Despite its importance, the world faces an increasing threat of scarcity in the coming decades. The best mines are getting old, and the few new discoveries are either in difficult-to-operate areas or face years of opposition to development.
Commodity market history shows that looming deficits tend to spur new discoveries and technologies. The shale boom in the United States in the 2010s turned the oil market, while breakthroughs in nickel processing upended supply forecasts.
Metal on surface in waste dumps
However, due to the long history of copper mining, massive amounts of metal are now sitting on the surface in waste dumps. The reason is an old mining principle: ore is extracted from the earth, the easiest metal is extracted, and anything too difficult or expensive to process is discarded as waste.
Over the last decade alone, an estimated 43 million tonnes of copper have been mined but never processed, amounting to more than $2 trillion at current prices, creating enormous opportunities for anyone who can successfully recover those riches.

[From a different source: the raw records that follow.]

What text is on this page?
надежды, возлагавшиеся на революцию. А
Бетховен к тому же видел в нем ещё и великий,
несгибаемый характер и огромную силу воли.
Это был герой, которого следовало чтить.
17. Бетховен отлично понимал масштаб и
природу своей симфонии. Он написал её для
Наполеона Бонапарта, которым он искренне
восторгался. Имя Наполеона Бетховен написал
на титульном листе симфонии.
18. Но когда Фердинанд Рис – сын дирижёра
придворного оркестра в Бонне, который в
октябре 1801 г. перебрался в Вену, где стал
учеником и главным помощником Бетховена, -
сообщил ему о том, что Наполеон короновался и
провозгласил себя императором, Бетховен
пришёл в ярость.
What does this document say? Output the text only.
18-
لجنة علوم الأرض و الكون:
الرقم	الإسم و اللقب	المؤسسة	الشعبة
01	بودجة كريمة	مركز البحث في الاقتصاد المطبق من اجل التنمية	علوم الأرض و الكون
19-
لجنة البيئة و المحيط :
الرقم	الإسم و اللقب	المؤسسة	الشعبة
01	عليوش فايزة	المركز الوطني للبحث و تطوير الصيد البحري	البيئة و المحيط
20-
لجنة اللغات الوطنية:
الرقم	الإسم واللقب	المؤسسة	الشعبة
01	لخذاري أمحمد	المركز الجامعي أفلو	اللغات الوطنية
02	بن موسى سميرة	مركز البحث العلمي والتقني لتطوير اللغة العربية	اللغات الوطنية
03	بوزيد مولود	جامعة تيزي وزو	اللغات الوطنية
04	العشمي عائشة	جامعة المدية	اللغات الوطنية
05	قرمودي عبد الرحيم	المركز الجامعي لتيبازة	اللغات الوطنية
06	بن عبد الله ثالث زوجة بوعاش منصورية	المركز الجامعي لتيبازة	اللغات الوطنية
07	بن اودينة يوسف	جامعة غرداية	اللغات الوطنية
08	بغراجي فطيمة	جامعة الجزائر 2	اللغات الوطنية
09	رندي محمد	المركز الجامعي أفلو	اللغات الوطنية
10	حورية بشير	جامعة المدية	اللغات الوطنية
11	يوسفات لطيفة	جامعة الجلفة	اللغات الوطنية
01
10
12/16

It’s not a new concept to reprocess mine waste when technology improves or prices rise. But that just hasn’t been feasible for certain types of ore. And the breakthrough has opportunities far beyond waste dumps – there are millions more tons still underground that haven’t been viable to mine.
Much depends on the willingness of mining companies to install Jetti’s plants. However, if the technology is fully adopted by the industry, the company estimates that up to 8 million tonnes of additional copper could be produced each year by the 2040s – more than one-third of total global mine production last year. when technology advances or prices rise However, for certain types of ore, this has simply not been feasible.

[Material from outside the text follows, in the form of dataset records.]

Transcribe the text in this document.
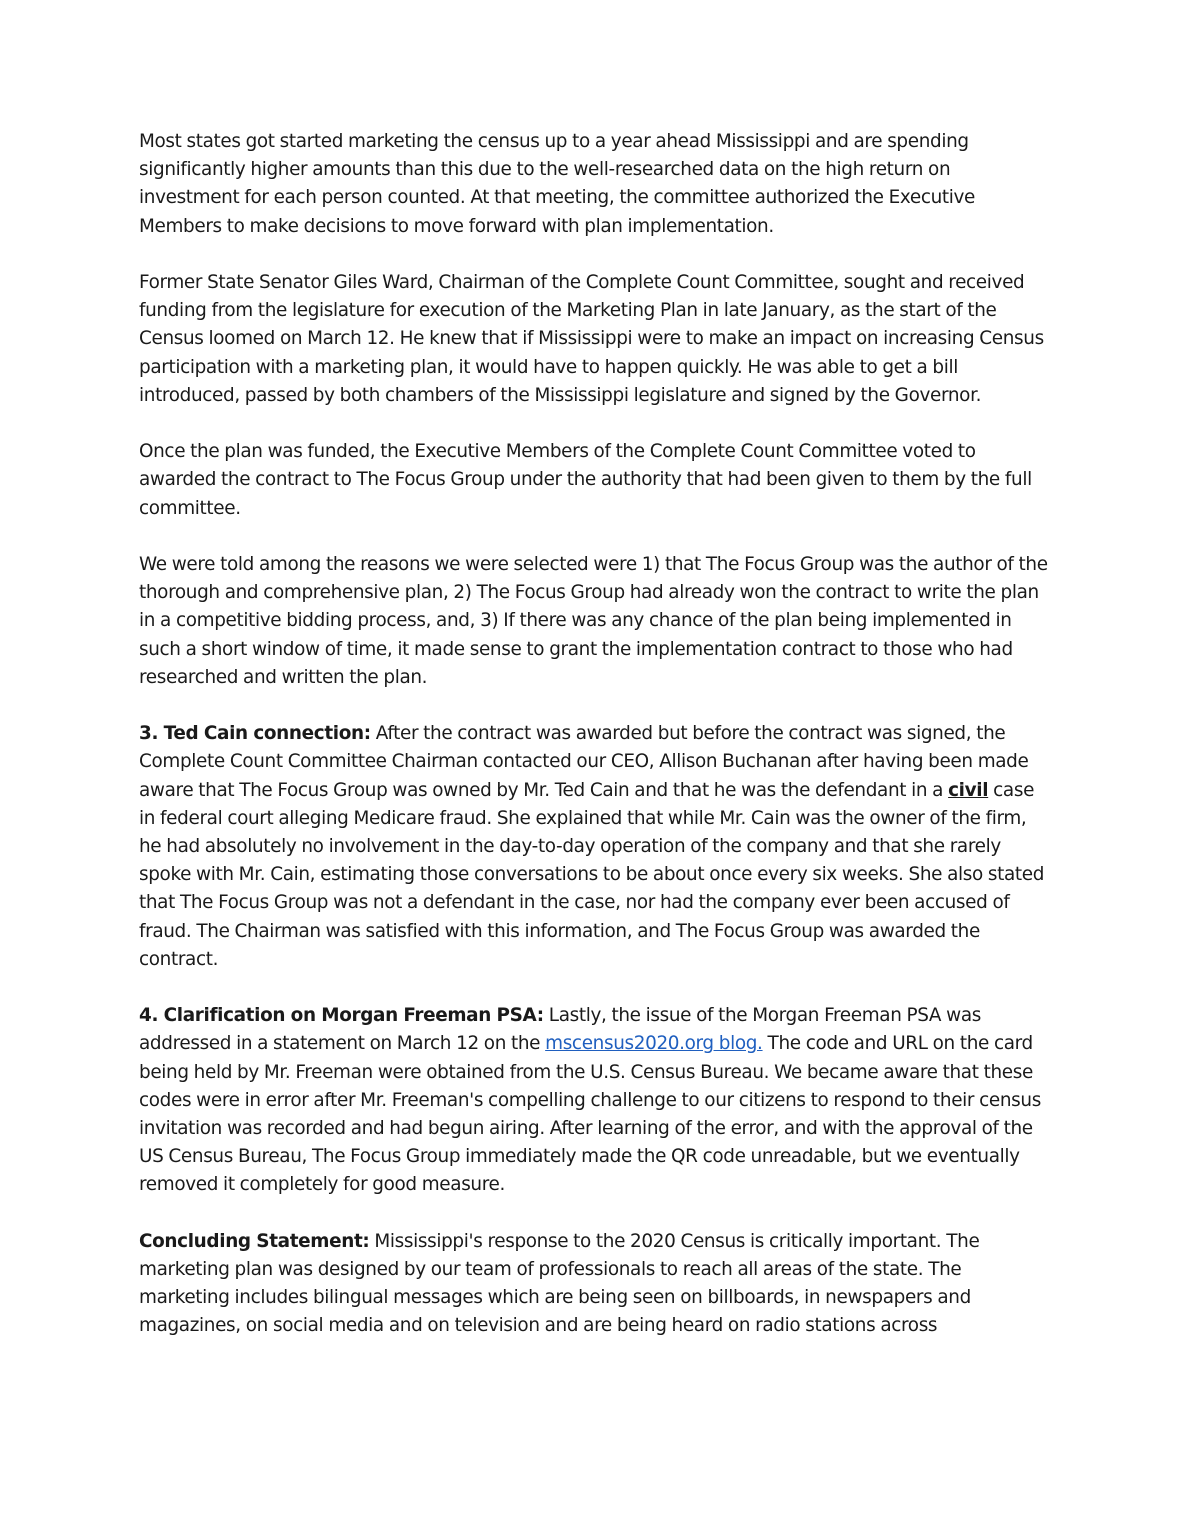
Most states got started marketing the census up to a year ahead Mississippi and are spending significantly higher amounts than this due to the well-researched data on the high return on investment for each person counted. At that meeting, the committee authorized the Executive Members to make decisions to move forward with plan implementation.

Former State Senator Giles Ward, Chairman of the Complete Count Committee, sought and received funding from the legislature for execution of the Marketing Plan in late January, as the start of the Census loomed on March 12. He knew that if Mississippi were to make an impact on increasing Census participation with a marketing plan, it would have to happen quickly. He was able to get a bill introduced, passed by both chambers of the Mississippi legislature and signed by the Governor.

Once the plan was funded, the Executive Members of the Complete Count Committee voted to awarded the contract to The Focus Group under the authority that had been given to them by the full committee.

We were told among the reasons we were selected were 1) that The Focus Group was the author of the thorough and comprehensive plan, 2) The Focus Group had already won the contract to write the plan in a competitive bidding process, and, 3) If there was any chance of the plan being implemented in such a short window of time, it made sense to grant the implementation contract to those who had researched and written the plan.

3. Ted Cain connection: After the contract was awarded but before the contract was signed, the Complete Count Committee Chairman contacted our CEO, Allison Buchanan after having been made aware that The Focus Group was owned by Mr. Ted Cain and that he was the defendant in a civil case in federal court alleging Medicare fraud. She explained that while Mr. Cain was the owner of the firm, he had absolutely no involvement in the day-to-day operation of the company and that she rarely spoke with Mr. Cain, estimating those conversations to be about once every six weeks. She also stated that The Focus Group was not a defendant in the case, nor had the company ever been accused of fraud. The Chairman was satisfied with this information, and The Focus Group was awarded the contract.

4. Clarification on Morgan Freeman PSA: Lastly, the issue of the Morgan Freeman PSA was addressed in a statement on March 12 on the mscensus2020.org blog. The code and URL on the card being held by Mr. Freeman were obtained from the U.S. Census Bureau. We became aware that these codes were in error after Mr. Freeman's compelling challenge to our citizens to respond to their census invitation was recorded and had begun airing. After learning of the error, and with the approval of the US Census Bureau, The Focus Group immediately made the QR code unreadable, but we eventually removed it completely for good measure.

Concluding Statement: Mississippi's response to the 2020 Census is critically important. The marketing plan was designed by our team of professionals to reach all areas of the state. The marketing includes bilingual messages which are being seen on billboards, in newspapers and magazines, on social media and on television and are being heard on radio stations across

Problem that Jetti is seeking to solve
Copper-bearing rock is classified into two types. Sulfide ores, the most common type, are typically crushed, concentrated, and then refined into pure copper in a fire-refining process. However, that method is not suitable for oxidic ores, and the industry’s last major innovation occurred in the mid-1980s, when it adapted an electro-chemical process to extract copper from oxide ores, resulting in a significant increase in supply.
Jetti now intends to use its technology to recover copper from a common type of sulphide ore that couldn’t be processed economically via either route — the copper content is too low to justify the cost of refining, and the hard, non-reactive coating prevented the copper from being extracted in the lower-cost electro-chemical or “leaching” process.
Jetti worked with the University of British Columbia to develop a chemical catalyst that breaks through the layer, so that the copper can be released using leaching without the need for high temperatures.
While Jetti’s process is the most advanced, Rio Tinto says it’s also cracked the challenge in lab trials. Rio has been offering its Nuton technology as a sweetener to junior mining companies that it invests in: if the smaller firms successfully develop their mining projects, then Rio will deploy the Nuton process to boost profitability. It’s signed three such deals already this year.
Rio expects Nuton to have produced approximately 500,000 tonnes of copper by the end of this decade, with the goal of one day producing the annual equivalent of one of the world’s top-five copper mines.
Other major miners, such as Freeport, Codelco, and Antofagasta Plc, have all been working on in-house solutions at their own mines, though little information on the success of these projects has been disclosed thus far.
And there are limits to how much can be accomplished. The focus is on North and South America, and whether the technology can be deployed across the major mines will determine progress.